President Jamus Socker started the club in the fall of 2019 when he found other members of the UAlbany College Democrats who shared his vision.

Socker said that an average meeting has 14 to 17 students in attendance, some who consider themselves Democrats and others who are disillusioned with the party but are still left-leaning. He added that some students who describe themselves as democratic socialists still remain with the College Democrats club.

The UAlbany YDSA meets in the Science Library basement, where every Saturday afternoon they make calls on behalf of Sen. Bernie Sanders.

They recently took to the podium to petition for Sanders and his delegates in the upcoming Democratic primaries, and they previously phone banked on behalf of Sanders for the Iowa caucus.

Meanwhile, the College Democrats are not endorsing a specific candidate for the 2020 primaries, but instead, encourage their individual members to phone bank for the candidates that they support.

College Democrats Vice President Bariela Capollari says that the club will be holding voter registration events in the coming weeks for the general election.

“We have a bit more of a universal and democratic idea of how politics, the economy, and our culture, in general, should work,” said YDSA President Socker of the difference between a traditional Democrat and a democratic socialist.

“The economy should be run democratically, your workplace should be run democratically, and our political system should be far more democratic than it currently is at all levels including the electoral college. Also, we staunchly believe that programs such as healthcare should be universal.”

Although Socker denies any bad blood between the two clubs, the need for a second one mirrors the Democratic Party’s schism on a national level.

Four years ago Hillary Clinton beat Bernie Sanders in the previous democratic presidential primary, but now in his second bid, he has found himself a frontrunner.

Progressive figures such as Bernie Sanders and Rep. Alexandria Ocasio-Cortez have especially resonated with younger generations. YDSA Treasurer Christian Hollins said he attributes the following to the solutions they propose for the financial and social problems that students face.

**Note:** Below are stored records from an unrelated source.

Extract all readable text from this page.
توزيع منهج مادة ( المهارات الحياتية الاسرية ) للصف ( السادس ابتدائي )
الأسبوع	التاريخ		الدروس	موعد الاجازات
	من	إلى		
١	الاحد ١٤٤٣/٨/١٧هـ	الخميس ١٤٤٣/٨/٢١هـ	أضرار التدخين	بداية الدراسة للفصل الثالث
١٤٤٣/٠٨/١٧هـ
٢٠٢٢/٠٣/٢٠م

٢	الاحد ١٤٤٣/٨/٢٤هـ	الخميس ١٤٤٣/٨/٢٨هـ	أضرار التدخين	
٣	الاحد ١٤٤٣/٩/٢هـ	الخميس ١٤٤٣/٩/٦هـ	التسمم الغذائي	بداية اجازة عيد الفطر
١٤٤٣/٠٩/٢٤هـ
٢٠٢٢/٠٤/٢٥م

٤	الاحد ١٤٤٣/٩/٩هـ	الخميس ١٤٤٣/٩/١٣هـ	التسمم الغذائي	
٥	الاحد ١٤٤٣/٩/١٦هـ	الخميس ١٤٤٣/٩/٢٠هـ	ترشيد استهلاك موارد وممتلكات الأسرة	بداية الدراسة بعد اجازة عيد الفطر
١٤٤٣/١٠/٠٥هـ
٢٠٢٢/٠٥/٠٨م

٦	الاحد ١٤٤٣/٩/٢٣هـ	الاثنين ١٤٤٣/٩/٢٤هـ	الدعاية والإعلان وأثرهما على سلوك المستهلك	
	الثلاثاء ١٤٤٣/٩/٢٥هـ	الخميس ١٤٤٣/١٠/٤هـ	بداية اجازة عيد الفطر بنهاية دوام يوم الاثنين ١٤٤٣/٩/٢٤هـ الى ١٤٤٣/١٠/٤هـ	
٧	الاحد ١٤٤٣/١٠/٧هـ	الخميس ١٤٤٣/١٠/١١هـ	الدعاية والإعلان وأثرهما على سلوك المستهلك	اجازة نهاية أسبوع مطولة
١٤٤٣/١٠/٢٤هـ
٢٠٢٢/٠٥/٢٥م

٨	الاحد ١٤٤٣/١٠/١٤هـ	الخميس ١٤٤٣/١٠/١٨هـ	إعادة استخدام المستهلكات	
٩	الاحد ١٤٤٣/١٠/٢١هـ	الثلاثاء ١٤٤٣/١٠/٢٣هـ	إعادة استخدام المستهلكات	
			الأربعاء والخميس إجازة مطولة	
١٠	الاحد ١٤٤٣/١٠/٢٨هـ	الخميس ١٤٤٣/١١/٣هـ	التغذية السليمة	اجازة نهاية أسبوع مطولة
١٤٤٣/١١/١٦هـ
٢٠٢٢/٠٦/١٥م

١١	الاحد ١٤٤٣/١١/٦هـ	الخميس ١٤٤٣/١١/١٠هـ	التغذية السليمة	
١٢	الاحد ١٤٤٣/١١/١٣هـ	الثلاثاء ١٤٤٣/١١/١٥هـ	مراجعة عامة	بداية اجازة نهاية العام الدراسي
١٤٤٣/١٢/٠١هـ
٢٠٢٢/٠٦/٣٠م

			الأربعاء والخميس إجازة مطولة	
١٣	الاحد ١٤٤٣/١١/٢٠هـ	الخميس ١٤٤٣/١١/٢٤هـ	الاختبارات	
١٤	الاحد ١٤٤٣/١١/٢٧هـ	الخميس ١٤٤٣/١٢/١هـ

“We’re buried in student debt, we can barely get jobs, and those jobs that we get, they don’t really pay that good of wages,” said Hollins. “We’re aware of these problems and we know that there are definitely solutions out there.”

Hollins said that politicians such as Bernie Sanders, Alexandria Ocasio-Cortez, Ilhan Omar and Rashida Tlaib are the ones who point to the answers.

“We have to provide healthcare for everyone, we have to eliminate student debt because it’s a burden on all of us, we have to raise the minimum wage to 15 dollars per hour, and we have to fight climate change,” Hollins said.